SINGAPORE — “Let your money work for you”. Whether you agree with this statement or not, there’s no denying that investing has always been a stressful topic, but yet also increasingly becoming a trend for young people in recent years.
This is the start of a series where Yahoo Finance Singapore will share about the whys and hows of investing. In this first part, we speak to several undergraduates and young working adults to find out why they have or have not been investing, as well as their thoughts about investments in general.
Investing in the midst of a pandemic
Given the shaky global economy because of the current COVID-19 pandemic, one might think that it is a risky move to start investing especially when you’re young and green to the field.
According to OCBC’s Financial Wellness Index this year, COVID-19 has indeed dragged down Singaporeans’ financial well-being. The study also emphasised the importance of savings and medical coverage.
As such, more Singaporeans are taking leaps of faith to invest in hundreds of dollars. There is an increasing trend for young people to start investing because they desire to grow their wealth fast, despite the gloomy economic outlook.
Importance of planning ahead
The OCBC report found millennials —those aged 21 to 39 — seemed the most worried about their finances, with 49 per cent of those surveyed preoccupied with financial matters.
“I think that investing is important because it gives me a sense of long-term financial security as compared to slogging out in a job for years without much financial return”, said 20-year old Betty Chew, an Arts undergraduate from the National University of Singapore (NUS).
Chew, who started investing under OCBC’s Blue Chip Investment Plan (BCIP) earlier this August, has invested S$300 so far over a period of 3 months.
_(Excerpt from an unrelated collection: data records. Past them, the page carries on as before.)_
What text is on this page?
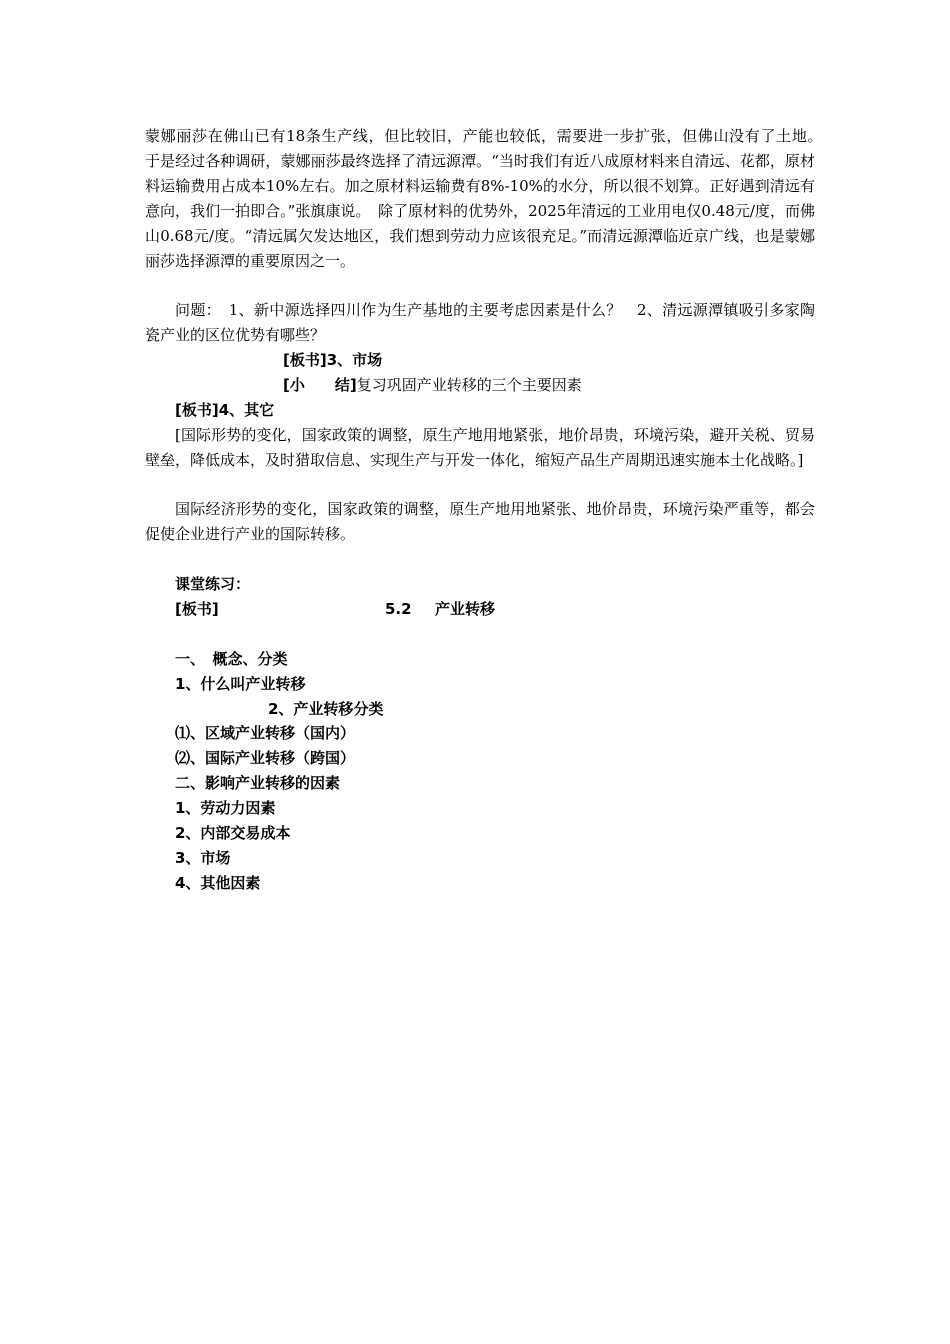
蒙娜丽莎在佛山已有18条生产线，但比较旧，产能也较低，需要进一步扩张，但佛山没有了土地。　于是经过各种调研，蒙娜丽莎最终选择了清远源潭。“当时我们有近八成原材料来自清远、花都，原材料运输费用占成本10%左右。加之原材料运输费有8%-10%的水分，所以很不划算。正好遇到清远有意向，我们一拍即合。”张旗康说。　除了原材料的优势外，2025年清远的工业用电仅0.48元/度，而佛山0.68元/度。“清远属欠发达地区，我们想到劳动力应该很充足。”而清远源潭临近京广线，也是蒙娜丽莎选择源潭的重要原因之一。

问题：　1、新中源选择四川作为生产基地的主要考虑因素是什么？　2、清远源潭镇吸引多家陶瓷产业的区位优势有哪些？

[板书]3、市场

[小　　结]复习巩固产业转移的三个主要因素

[板书]4、其它

[国际形势的变化，国家政策的调整，原生产地用地紧张，地价昂贵，环境污染，避开关税、贸易壁垒，降低成本，及时猎取信息、实现生产与开发一体化，缩短产品生产周期迅速实施本土化战略。]

国际经济形势的变化，国家政策的调整，原生产地用地紧张、地价昂贵，环境污染严重等，都会促使企业进行产业的国际转移。

课堂练习：

[板书]	5.2 产业转移

一、　概念、分类

1、什么叫产业转移

2、产业转移分类

⑴、区域产业转移（国内）

⑵、国际产业转移（跨国）

二、影响产业转移的因素

1、劳动力因素

2、内部交易成本

3、市场

4、其他因素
Every month, investors under the BCIP scheme can buy shares in bulks of $100 depending on how much they feel like buying.
“What I like about it is that it is a low risk investment by dollar cost averaging”, explained Chew, who added that it was her friend who got her to think more about her finances and start investing.
Chew’s friend, 20-year-old Colette Low, is a private university undergraduate. Low, who works part-time at a food and beverage outlet and earns around S$1000 a month, decided to start investing after thinking about how to grow the money she has earned.
When asked why she decided to start investing this year given the unstable economy, Low confidently proclaimed that, “Singapore will never let DBS or OCBC flop, so I have strong confidence in seeing returns soon”.
Similarly, fresh university graduate Gideon Lai, 26, also feels that investment is something that more young people should be taking up. Lai has been investing under the POSB Invest Saver Regular Savings Plan for the last 2 years after reading up about it online.
Under this scheme, investors buy bonds every month based on an allocated amount they have decided on. For Lai, he also maximised his bank account through DBS Multiplier.
“Investment is also a form of planning for your own future and it is important to plan ahead”, said Lai, who started investing after thinking of how to gain further cash on top of his part time job as a tuition teacher.
“It’s really about working hard to generate more income to invest, where your returns just grow and grow overtime”, explained Lai, who also cautioned that it is normal to have very little cash in the beginning.
Staying on the ‘safe’ side
However, not many other youths see the importance of investment. According to a study by GYC Financial Advisory of 1000 millennials aged 18 to 30, two-thirds of them have not started investing, with 61 per cent adding that they don’t know how to do so.
Meanwhile, OCBC’s Financial Wellness Index finds that 42 per cent of young people don’t know the best way to start investing, with many turning to online sources or choosing to rely on friends and relatives for information.
Fresh graduate Stephanie Leong, 24, is one of those who haven’t seriously considered investing.
“I have zero financial knowledge so I don’t think it’s wise for me to dabble in such things”, said Leong, who also shared that she probably doesn’t have enough money to invest since she has yet to start a full-time job after graduation.
Besides the lack of capital, some attribute the indifference or even fear of investing to their perceptions of how financial advisors are stereotyped in the media.
“My impression of investments is that it is for businessmen only”, said Samuel Tan, 28, who has been working as a data analyst for the last three years. “It also feels like financial advisors aren’t keen on working with young people.”
Tan also let on that he has watched far too many shows where people lose their entire livelihoods because they choose to invest and the stock market fails them.
“The media has definitely negatively shaped the way we perceive investing and I rather stay on the safe side by just putting my hard-earned money in the bank, instead of risking losing it all.”